Binance.US’s parent company’s request for a protective order on Aug. 14 to prevent securities regulators from making excessive demands may be on shaky grounds, according to one former official.
In its original filing, BAM complained that the Securities and Exchange Commission (SEC) demanded excessive information and depositions of numerous employees.
As such, BAM aimed to obtain a protective order from the courts. The requested order would allow the SEC to depose just four of BAM’s employees, excluding its CEO and CFO, while preventing the regulator from making overbroad inquiries. Those matters all relate to an ongoing case that the SEC initiated against Binance in June.
Former SEC official weighs in
The court has not yet dealt with Binance.US’s request. However, on Aug. 16, John Reed Stark — formerly the SEC’s Office of Internet Enforcement chief — weighed in on the matter and predicted the most likely outcome.
Stark said that it is likely that the SEC has demanded too much information and that BAM has requested too much in its protective order.
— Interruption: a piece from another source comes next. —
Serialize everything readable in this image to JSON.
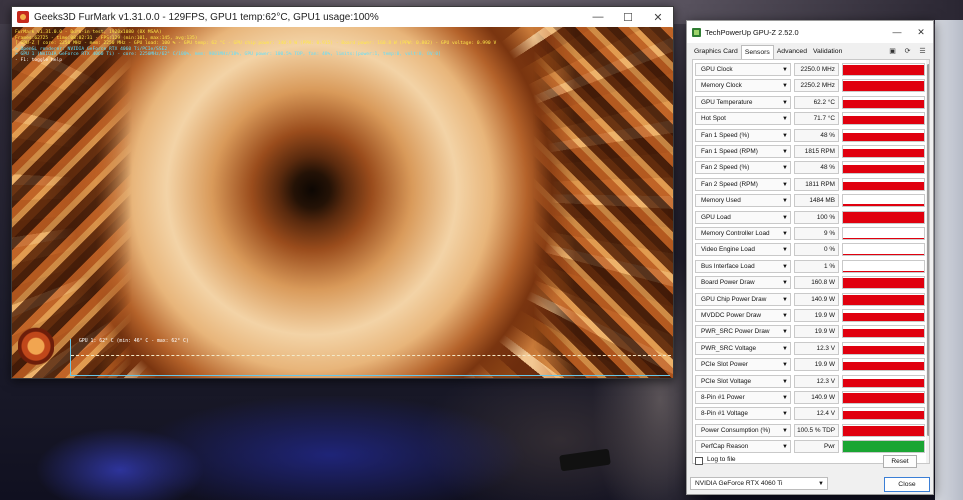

He suggested that the two parties in the case will need to reach a compromise on the matter.
Stark added that the SEC previously obtained a consent order or temporary restraining order against Binance.US. This allows for expedited discovery, meaning that courts must resolve disputes more quickly than usual though the process is otherwise routine.
Stark also predicted that Judge Amy Berman Jackson would pass the matter to a magistrate judge, something that occurred later in the day. Judge Jackson referred Binance.US’s motion to Magistrate Judge Zia M. Faruqui in a court filing.
Stark finally noted that he believes that the U.S. Department of Justice (DOJ) will soon unseal or file an indictment related to Binance, complicating the SEC case further. Reports dating back to at least Aug. 2 suggest that those DOJ charges are forthcoming.